O senhor avalia que houve sabotagem ou negligência das forças de segurança do DF?
Essa resposta, nós não temos ainda. Estamos apurando as informações e temos uma responsabilidade institucional que não nos permite opinar sem evidências concretas. Os promotores de Justiça com atribuições na área militar e de controle externo da atividade policial estiveram presentes durante a intervenção, acompanharam o trabalho das forças policiais e da Secretaria de Segurança Pública. Mas o que foi acompanhado naquele momento precisa ser confrontado com outras informações. É nisso que estão trabalhando.
O senhor acha que a autonomia política do DF deve ser preservada?
Acredito que a autonomia política local é um modo de fortalecimento da democracia, pois dá voz às populações locais, que podem buscar iniciativas mais imediatas para melhoria de suas condições. Precisamos, como é comum na democracia, atuar para que o sistema sempre seja aperfeiçoado e represente uma melhor governança com respeito, claro, à vontade popular.
Em início de mandato, o senhor foi recentemente empossado, quais as metas de sua gestão?
O Ministério Público do DF e Territórios evoluiu muito nos últimos anos. Investimos bastante em tecnologia e no aprimoramento das atividades investigativas. Uma das principais metas de minha gestão é incentivar novos projetos voltados ao uso dos recursos digitais. Hoje, para se ter uma ideia, já não temos processos físicos no MPDFT. Todos estão digitalizados e permitem o acesso de quaisquer dispositivos, inclusive móveis. Isso facilita o trabalho do promotor, imprime agilidade e transparência para as partes envolvidas.
Como o senhor definiria seu perfil na gestão da instituição?
Posso dizer que será uma gestão com dois olhares. Um que se volta à sociedade, destinatária dos nossos serviços, e outro voltado à valorização de nossas equipes, que se mostram altamente comprometidas, principalmente nos momentos de crise, como foi durante a pandemia e agora, nestes últimos acontecimentos.
Como avalia que deve ser a relação do MP com o GDF e a Câmara Legislativa?
Uma relação de diálogo e respeito às atribuições das instituições. Integrei as duas últimas gestões do MPDFT, atuando como chefe de gabinete e na área de relações institucionais, inclusive a parlamentar. Então, posso afirmar que tenho atuação e experiência fundamentadas no diálogo.

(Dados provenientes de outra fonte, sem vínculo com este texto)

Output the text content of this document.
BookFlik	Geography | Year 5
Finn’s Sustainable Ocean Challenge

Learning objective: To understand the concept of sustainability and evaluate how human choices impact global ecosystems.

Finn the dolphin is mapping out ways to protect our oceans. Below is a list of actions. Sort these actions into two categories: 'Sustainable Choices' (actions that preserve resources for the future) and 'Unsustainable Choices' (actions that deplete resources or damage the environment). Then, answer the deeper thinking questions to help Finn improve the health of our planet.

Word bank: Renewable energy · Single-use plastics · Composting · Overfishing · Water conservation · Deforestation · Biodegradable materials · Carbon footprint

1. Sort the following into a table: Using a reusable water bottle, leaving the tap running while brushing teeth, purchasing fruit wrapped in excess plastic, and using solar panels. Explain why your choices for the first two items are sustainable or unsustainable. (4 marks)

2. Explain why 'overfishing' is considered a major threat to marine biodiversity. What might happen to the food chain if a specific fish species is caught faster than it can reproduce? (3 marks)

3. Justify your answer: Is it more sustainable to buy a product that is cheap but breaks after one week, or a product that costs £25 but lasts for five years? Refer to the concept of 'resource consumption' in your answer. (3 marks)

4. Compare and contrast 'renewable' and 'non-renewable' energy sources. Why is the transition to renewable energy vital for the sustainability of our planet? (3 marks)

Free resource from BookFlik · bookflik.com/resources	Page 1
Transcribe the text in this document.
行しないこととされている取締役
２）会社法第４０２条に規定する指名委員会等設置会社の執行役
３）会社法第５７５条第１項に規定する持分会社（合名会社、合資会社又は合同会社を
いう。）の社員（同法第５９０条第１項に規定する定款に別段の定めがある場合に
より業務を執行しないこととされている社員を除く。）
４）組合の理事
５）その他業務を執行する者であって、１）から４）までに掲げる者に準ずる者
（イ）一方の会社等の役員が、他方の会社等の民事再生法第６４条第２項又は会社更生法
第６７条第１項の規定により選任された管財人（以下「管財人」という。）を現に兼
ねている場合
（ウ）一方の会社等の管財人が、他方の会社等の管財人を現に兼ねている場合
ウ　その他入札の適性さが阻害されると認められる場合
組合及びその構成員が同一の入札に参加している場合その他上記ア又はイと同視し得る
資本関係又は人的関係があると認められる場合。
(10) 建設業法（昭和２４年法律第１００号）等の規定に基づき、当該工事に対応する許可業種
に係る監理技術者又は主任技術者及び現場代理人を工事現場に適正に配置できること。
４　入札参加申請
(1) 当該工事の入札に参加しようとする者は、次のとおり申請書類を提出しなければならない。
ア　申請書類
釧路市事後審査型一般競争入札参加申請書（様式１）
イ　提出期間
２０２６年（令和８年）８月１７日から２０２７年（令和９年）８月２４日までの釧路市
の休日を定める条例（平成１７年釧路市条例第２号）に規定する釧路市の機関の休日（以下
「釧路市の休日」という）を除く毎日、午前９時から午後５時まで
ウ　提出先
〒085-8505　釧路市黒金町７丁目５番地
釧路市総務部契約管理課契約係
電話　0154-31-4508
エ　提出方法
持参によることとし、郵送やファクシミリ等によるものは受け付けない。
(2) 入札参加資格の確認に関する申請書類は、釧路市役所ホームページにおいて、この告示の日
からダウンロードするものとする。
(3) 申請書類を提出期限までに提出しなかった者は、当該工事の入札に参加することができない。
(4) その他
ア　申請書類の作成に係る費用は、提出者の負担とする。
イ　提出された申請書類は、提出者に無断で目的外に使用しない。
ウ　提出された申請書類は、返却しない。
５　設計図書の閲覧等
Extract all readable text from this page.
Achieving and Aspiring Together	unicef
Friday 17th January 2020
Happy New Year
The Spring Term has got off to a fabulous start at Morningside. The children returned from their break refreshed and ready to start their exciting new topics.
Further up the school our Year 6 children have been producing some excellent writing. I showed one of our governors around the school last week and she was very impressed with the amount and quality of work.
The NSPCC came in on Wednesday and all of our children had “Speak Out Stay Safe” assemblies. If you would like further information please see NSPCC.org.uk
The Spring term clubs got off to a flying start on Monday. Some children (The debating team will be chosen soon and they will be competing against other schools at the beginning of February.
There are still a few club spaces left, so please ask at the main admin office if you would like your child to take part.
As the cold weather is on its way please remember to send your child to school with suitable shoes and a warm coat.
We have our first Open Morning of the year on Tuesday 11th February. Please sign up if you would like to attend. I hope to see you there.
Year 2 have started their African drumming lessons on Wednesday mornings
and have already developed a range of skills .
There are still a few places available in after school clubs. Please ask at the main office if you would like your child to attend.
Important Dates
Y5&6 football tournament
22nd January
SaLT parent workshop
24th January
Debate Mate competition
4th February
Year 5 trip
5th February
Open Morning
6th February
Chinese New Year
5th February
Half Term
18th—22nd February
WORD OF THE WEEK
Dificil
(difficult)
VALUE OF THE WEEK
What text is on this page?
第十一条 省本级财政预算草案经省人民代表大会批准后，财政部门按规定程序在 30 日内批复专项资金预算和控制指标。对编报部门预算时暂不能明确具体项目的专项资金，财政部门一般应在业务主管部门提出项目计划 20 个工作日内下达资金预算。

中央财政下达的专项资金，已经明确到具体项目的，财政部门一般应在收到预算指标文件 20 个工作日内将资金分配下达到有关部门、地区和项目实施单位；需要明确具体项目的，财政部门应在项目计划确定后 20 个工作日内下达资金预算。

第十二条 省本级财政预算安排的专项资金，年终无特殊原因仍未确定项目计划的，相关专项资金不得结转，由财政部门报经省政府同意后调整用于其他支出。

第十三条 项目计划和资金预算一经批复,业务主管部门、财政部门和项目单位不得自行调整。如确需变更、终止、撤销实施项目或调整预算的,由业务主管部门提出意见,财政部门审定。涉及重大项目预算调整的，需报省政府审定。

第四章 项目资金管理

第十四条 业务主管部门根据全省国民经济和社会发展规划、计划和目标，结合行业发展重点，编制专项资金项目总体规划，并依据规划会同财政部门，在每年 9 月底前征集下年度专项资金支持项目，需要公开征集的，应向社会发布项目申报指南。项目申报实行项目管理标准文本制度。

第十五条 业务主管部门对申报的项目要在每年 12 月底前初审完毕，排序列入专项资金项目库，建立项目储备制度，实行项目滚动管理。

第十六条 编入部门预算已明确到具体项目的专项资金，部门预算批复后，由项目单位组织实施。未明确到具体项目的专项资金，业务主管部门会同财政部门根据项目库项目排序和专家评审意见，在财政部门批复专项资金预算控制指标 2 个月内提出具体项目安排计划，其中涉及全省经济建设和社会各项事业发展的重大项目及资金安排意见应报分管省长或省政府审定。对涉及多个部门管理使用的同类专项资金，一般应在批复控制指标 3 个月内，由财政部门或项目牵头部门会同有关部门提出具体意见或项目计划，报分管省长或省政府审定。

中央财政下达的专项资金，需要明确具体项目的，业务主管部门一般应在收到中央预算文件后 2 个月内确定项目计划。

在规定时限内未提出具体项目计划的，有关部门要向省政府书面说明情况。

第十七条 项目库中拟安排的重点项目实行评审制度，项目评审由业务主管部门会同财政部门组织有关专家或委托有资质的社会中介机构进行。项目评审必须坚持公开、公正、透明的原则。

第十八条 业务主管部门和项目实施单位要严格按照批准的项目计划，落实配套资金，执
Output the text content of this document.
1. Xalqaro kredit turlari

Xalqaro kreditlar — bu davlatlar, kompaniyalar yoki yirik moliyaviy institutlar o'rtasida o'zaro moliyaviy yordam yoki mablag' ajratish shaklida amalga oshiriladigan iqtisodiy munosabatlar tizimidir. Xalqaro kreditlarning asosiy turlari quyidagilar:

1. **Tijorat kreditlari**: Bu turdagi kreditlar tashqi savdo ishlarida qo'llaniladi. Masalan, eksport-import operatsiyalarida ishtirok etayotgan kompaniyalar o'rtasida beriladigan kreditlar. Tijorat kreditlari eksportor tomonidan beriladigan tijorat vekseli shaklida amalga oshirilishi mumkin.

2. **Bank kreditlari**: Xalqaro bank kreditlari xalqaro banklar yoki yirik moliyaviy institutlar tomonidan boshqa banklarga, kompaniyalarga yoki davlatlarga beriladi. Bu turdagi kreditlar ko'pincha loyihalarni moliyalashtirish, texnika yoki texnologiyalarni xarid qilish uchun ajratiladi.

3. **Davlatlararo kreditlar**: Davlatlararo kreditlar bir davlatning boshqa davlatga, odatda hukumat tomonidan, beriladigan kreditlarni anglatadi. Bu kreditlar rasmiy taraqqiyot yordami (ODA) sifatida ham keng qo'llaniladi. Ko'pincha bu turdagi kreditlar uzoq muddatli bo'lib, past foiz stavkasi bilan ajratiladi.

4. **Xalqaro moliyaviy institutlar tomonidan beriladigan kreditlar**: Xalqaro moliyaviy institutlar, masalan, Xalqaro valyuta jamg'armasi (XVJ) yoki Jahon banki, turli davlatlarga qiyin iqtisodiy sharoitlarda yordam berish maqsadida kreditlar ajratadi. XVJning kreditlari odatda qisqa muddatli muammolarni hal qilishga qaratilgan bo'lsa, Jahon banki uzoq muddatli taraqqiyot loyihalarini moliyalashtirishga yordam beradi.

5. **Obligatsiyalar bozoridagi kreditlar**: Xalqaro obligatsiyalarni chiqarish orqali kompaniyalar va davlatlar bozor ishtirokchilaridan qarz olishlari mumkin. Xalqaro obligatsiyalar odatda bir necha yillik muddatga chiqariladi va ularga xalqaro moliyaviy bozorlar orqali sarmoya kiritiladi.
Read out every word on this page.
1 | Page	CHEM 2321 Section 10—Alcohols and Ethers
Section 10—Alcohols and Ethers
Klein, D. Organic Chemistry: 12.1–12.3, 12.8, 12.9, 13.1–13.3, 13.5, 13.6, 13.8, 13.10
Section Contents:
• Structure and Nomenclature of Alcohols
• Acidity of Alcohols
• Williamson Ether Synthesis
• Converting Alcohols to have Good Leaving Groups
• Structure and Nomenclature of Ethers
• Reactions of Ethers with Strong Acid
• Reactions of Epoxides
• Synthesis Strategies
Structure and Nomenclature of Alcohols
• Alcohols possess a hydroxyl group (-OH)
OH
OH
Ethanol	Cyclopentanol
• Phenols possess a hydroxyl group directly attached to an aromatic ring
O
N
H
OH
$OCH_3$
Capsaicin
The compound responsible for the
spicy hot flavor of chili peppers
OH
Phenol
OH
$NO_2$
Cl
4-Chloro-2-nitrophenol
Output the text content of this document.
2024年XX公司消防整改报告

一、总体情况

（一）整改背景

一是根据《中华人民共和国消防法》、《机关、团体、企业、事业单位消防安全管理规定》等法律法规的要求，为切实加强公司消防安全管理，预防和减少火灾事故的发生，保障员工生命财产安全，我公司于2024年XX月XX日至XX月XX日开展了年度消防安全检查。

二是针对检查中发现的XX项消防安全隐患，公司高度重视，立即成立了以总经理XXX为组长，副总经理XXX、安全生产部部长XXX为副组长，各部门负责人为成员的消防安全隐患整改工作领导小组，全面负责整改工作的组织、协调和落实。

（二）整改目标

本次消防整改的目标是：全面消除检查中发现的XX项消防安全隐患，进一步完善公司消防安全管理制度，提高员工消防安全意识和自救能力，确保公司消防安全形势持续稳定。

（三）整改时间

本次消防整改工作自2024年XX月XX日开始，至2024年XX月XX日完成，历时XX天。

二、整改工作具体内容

O que se busca é o melhor resultado para a sociedade, que paga os nossos salários.
Então, deve-se buscar uma conciliação antes de levar questões ao Judiciário?
Quando as soluções são construídas de forma consensual, ganhamos todos, pois elas são mais efetivas. O Estado não é onerado e não há sobrecarga ao sistema de Justiça. Quando isso não é possível, temos o caminho da lei, que nos assegura as ferramentas necessárias para atuar na defesa dos direitos dos cidadãos.